What Marketers Can Expect From 5G in 2021

What Marketers Can Expect From 5G in 2021

By  |  January 21, 2021  |  Uncategorized  |  No Comments

5G will be everywhere in 2021—but don’t hold your breath for the hyper-fast future that telecoms and analysts have been promising just yet.

Despite cell construction setbacks brought on by the Covid-19 pandemic, the long-awaited next generation of wireless service is on track for a big year of growth. But experts say that it will be another couple years before it lives up to its full potential, which would mean reaching speeds of up to 100 times faster than 4G LTE and ushering in an array of connected devices ranging from autonomous cars to smart city grids.

“This year should have a significant impact on the performance and availability of 5G networks,” said PwC principal Daniel Hays. “But it’s really going to be two or three years before we see that at scale.”

Still, some narrow business applications of 5G are already starting to show promise, and the pandemic has created new forms of consumer demand for connectivity—all of which could have implications for marketers in the coming year, according to Hays.

“As these mobile networks mature, the opportunities for advertising and marketing—and for really immersive customer experience—will grow significantly,” Hays said.

Pandemic priorities

While quarantine-related shutdowns led to some logistics issues in the installation of cell equipment for 5G, the net impact was smaller than expected, and 5G coverage has continued to grow apace in the United States, according to recent data from PwC.

The portion of Americans with access to 5G networks has increased from about 60% in July of 2020 to three-quarters now, while the number who own the requisite devices jumped from 2% to 8% in the same period, according to the consulting and accounting firm. The company’s analysts expect coverage to increase to 80% and device penetration to 12% by this July.

Hays said the lag between network coverage and adoption of 5G-enabled devices is typical, especially with a general consumer trend away from frequent device upgrades in recent years. But the economic conditions of the pandemic have also exasperated the gap, with consumers in tighter financial situations less willing to spring for the latest iPhone.

The pandemic has also significantly boosted demand for 5G broadband in homes as people rely more on high-speed connections to work and communicate remotely, Hays said. Wireless carriers have looked to these in-home connections as a promising way to compete with traditional cable providers.

Ultimately, however, the main factor holding up adoption this year is the time it takes for wireless carriers to install all of the extra cell equipment it takes to broadcast mobile 5G at its fastest speeds.

Augmented reality and cloud gaming

As retailers and other brands have driven a surge in popularity in augmented reality during the pandemic, the format has also emerged as a top area of shorter-term potential for 5G connections, which will eventually facilitate more robust and intricate AR graphics.

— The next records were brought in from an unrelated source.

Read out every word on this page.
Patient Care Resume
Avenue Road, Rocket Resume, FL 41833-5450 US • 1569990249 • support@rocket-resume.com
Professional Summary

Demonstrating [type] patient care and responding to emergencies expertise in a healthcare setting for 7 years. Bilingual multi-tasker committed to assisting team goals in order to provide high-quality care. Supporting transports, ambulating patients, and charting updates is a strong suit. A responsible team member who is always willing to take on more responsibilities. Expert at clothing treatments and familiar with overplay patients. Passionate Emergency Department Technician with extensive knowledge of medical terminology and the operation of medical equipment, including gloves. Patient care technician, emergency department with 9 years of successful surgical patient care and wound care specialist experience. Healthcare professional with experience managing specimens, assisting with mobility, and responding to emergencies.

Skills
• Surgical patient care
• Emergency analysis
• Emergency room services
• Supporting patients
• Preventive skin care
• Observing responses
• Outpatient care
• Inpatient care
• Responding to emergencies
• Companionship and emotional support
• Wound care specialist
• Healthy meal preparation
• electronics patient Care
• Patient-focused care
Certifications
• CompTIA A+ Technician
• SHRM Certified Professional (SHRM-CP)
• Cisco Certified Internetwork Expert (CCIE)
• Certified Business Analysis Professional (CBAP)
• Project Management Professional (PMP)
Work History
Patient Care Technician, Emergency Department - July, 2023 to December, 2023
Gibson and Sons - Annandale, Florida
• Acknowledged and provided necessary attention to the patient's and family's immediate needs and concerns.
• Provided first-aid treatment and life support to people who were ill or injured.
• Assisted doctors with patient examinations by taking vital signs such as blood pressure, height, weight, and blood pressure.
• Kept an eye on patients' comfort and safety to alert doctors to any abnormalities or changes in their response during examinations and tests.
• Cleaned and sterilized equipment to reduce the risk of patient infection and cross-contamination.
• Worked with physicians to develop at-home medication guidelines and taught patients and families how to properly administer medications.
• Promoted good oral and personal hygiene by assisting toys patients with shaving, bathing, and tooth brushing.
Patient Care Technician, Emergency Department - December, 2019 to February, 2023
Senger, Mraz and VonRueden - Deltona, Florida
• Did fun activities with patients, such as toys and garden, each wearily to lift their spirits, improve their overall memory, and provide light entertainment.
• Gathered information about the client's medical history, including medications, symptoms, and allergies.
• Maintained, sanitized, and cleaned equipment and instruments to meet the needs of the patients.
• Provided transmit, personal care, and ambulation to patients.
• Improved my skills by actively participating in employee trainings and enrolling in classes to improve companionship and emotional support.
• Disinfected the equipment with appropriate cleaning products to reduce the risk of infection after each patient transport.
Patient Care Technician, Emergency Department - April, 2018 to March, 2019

Hays said 5G-enabled AR has even seen unexpected growth in enterprise categories, where it’s being used for things like virtual training sessions.

Cloud gaming, where 5G connections can reduce the kind of latency that can make or break gaming performance, is another area that could spur 5G growth this year.

“The two new use cases that we’re most excited about, and think have the most legs in the near term, are cloud gaming and augmented reality,” Hays said.

But Forrester analyst Julie Ask said she isn’t sure whether 5G will reach a point where it significantly impacts AR this year, especially with live events in arenas and stadiums—the current best places to access the fastest 5G speeds—impossible for the foreseeable future because of the pandemic.